Pois bem, esta é a obra. A sua concepção partiu do pedido de um professor para
que criássemos uma obra prima. É eu sei: uma obra prima? O que é uma obra
prima foi o meu primeiro questionamento, em seguida foi o que é uma obra, depois
o que é uma obra de arte, enfim o que é arte. Como percebem, e eu também
percebi, é meio difícil se responder a essa(s) questão(o que eu deveria por aqui
para que vocês percebam que pode ser “questão” ou “questões”?), logo, decidi por
fazer uma obra e dá-la todo o meu empenho - pelo menos o mental, que para mim
é o que mais vale, mesmo sabendo que não vale por ela toda – e começar a
trabalhar. Toda obra de arte – disso eu já sabia quando pensava a obra – como
pude perceber durante os meus estudos na faculdade parte de um princípio básico:
um problema. Para que a obra tenha potência, ou seja, o poder de ser
compreendida por qualquer um, o seu problema deve ser referir a algo de um
cônscio geral. Qual problema? Depende do artista e de sua época. Pode ser a
representação do espaço (a perspectiva no renascimento); a representação de
idéias e não de meras mimeses (no tempo em que os gregos filosofavam com o Sr.
Platão); a luz na pintura (os impressionistas, vide o Sr. Manet); ou a voz da arte de
uma nação (a semana de arte moderna de 22); enfim, não importa a época nem se
é escultura, pintura ou desenho o que importa é a potência do problema que a obra
irá ferir.
Qual foi o meu problema? Amigos, foram vários. Tirando os monetários, o meu
problema era o que víamos quando não víamos. Será que era preciso ver para
entender ou sentir? É óbvio que não. Além desse, também decidi incluir na obra um
questionamento que vem me aborrecendo durante um tempo. O problema era o
corte cinematográfico. Ismail Xavier, Jean-Claude Carrière, e Bernadet – sem
desmerecer ninguém, esses foram os que lembrei- entendem que a linguagem
cinematográfica se diferencia, primordialmente, da teatral no que confere o
nascimento do corte. Assim sendo ironizei o meu corte, o que é sugerido com a
faca, com o corte cinematográfico.
Lembro-me agora do filme BORAT. Um filme que gerou repercussão mundial, tanto
pelo teor dele quanto pela sua maneira de chamar o público. A ação publicitária
consistiu no ator do filme durante um tempo viver exatamente como a personagem
que interpretara, assim, muitos entenderam que o filme na verdade não era ficção
e sim real.

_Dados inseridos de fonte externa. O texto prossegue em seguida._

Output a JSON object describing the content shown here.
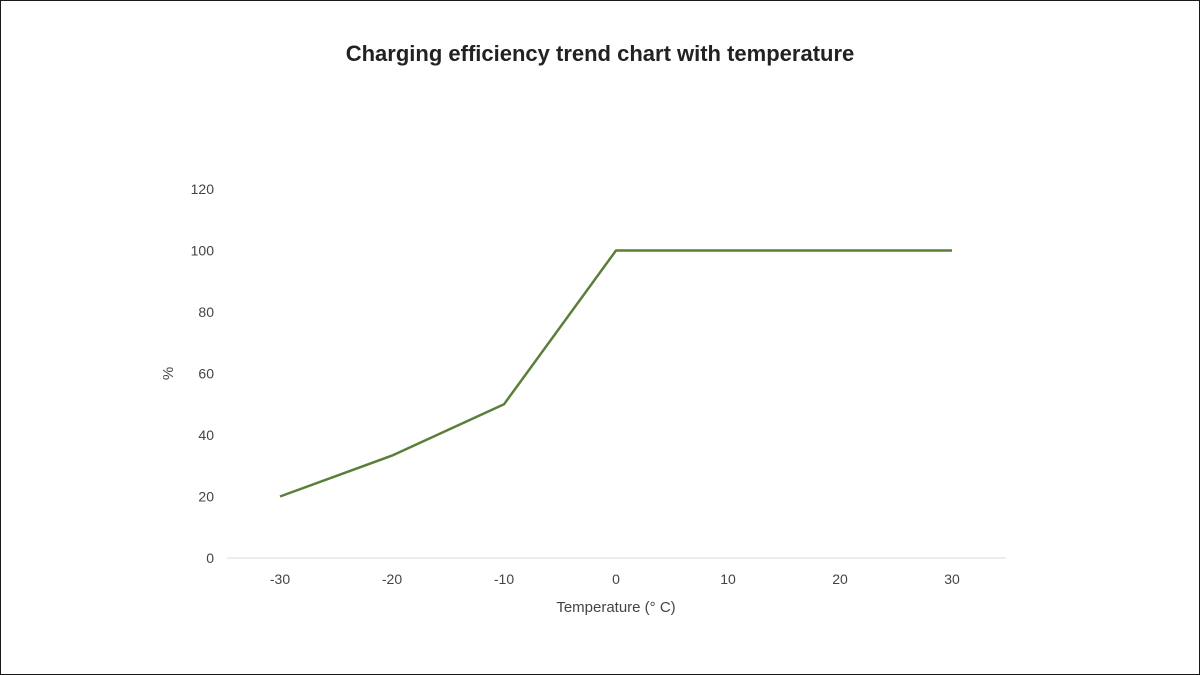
{
  "chart_data": {
    "type": "line",
    "title": "Charging efficiency trend chart with temperature",
    "xlabel": "Temperature (° C)",
    "ylabel": "%",
    "x": [
      -30,
      -20,
      -10,
      0,
      10,
      20,
      30
    ],
    "x_tick_labels": [
      "-30",
      "-20",
      "-10",
      "0",
      "10",
      "20",
      "30"
    ],
    "y_tick_labels": [
      "0",
      "20",
      "40",
      "60",
      "80",
      "100",
      "120"
    ],
    "ylim": [
      0,
      120
    ],
    "xlim": [
      -30,
      30
    ],
    "grid": false,
    "series": [
      {
        "values": [
          20,
          33.3,
          50,
          100,
          100,
          100,
          100
        ],
        "color": "#5b7f3a"
      }
    ]
  }
}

Ou seja, o ator fez uma performance.
Retomando:
Enfim apresentei o vídeo, muitos (a maioria) se sentiram enganados e até
ofendidos, alguns ameaçaram não acreditar mais em mim, outros entenderam
tudo como uma grande piada. Mas afinal de contas –pergunto eu- quem quer
mentira maior que a arte? Quem de nós, que já parou para pensar um pouco sobre
arte, mercado artístico ou a profissão de artista não se sentiu enganado e até
ofendido, ameaçamos não acreditar mais nela ou até a entendemos como uma
grande piada? Não me elevo nesse discurso a um artista, e também não rebaixo a
arte a minha obra, apenas abro a discussão – é o que vale mesmo, não?
- .
Claro, a inúmeras falhas em minha obra e eu mesmo posso apontá-las ao
espectador menos atento: Para os que não viram a minha performance a obra
perde potência; ela só fala em um contexto de sala de aula e não consigo a ver
falando mais que isso (a não ser pela questão do corte cinematográfico). Num todo
foi um bom trabalho, e não vejo nada além disso. Obra prima? Acho que sim:
enganei a todos no final das contas.